Abattoir rules revisited

EU proposal on animal protection calls for changes in the way slaughterhouses kill cattle, pigs, poultry and other livestock.

Under the new rules, abattoirs would have to monitor animals after stunning to ensure they don’t wake up before they are killed.

Every year nearly 360 million pigs, sheep, goats and cattle and several billion poultry are killed for their meat in the EU. A further 25 million animals are killed for their fur, and hatcheries kill around 330 million day-old male chicks. And bird flu and foot-and-mouth disease have forced the culling of millions of other animals in recent years.

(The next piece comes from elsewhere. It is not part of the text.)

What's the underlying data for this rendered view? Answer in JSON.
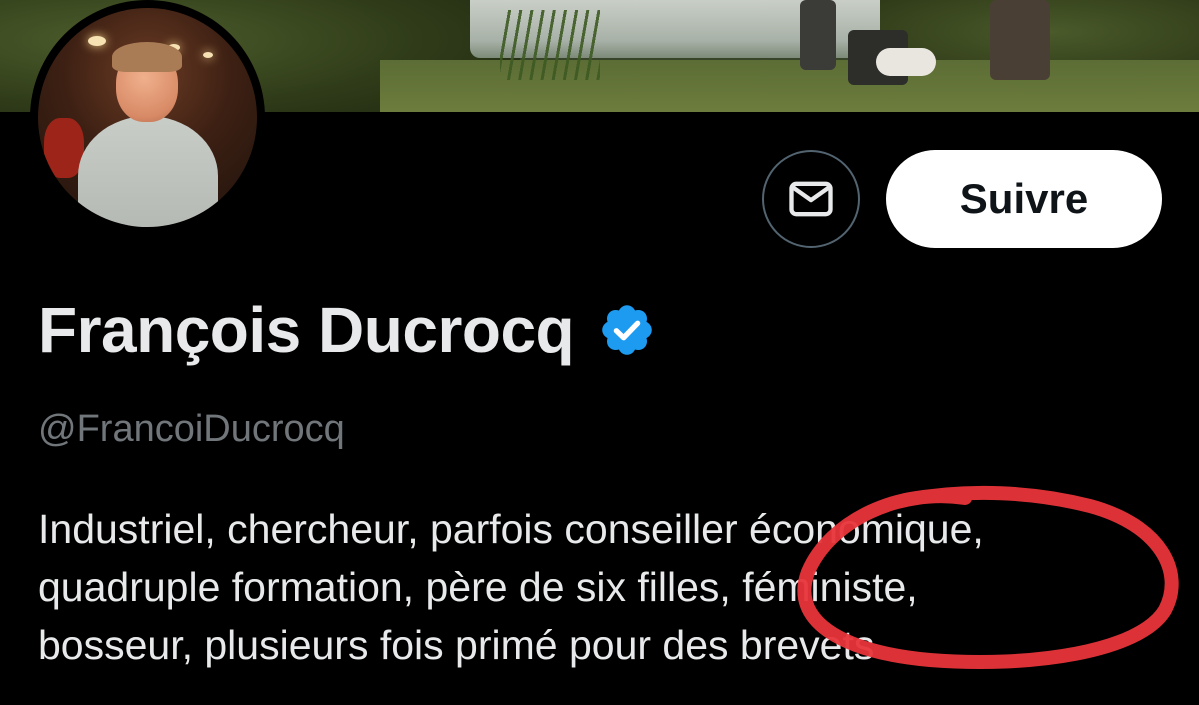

Slaughterhouses are required to stun livestock before slaughter to minimise pain and distress. But the rules for how this is done have not changed since 1993 and are now out of sync with science, technology and animal welfare concerns.

Stunning involves using electricity, gas or force (such as an air gun) to knock the animal out. No method is 100% efficient, and some animals regain consciousness in their last minutes before death.

The proposal doesn’t ban any current stunning method, but limits the use of some techniques. It acknowledges that scientists have reservations about the humaneness of two methods -- carbon dioxide gassing and electrified water baths -- but notes the lack of commercial alternatives.

Also under the proposal:
slaughterhouses would have an animal welfare officer on their staff
workers would be properly trained and periodically certified in animal welfare
manufacturers would provide instructions on how to use stunning equipment efficiently
slaughterhouses would be designed with animal welfare in mind
national centres of reference would be created to help officials responsible for inspecting slaughterhouses. Inspectors often have trouble assessing the efficiency of complex stunning systems
authorities would have to be more accountable to the public. Many people were upset by the wholesale slaughter of livestock during the foot-and-mouth epidemic. The disease doesn’t harm humans and rarely kills animals.


The measures require the approval of all 27 national governments within the EU. Slaughterhouses in non-EU countries exporting to the EU would have to comply with similar standards.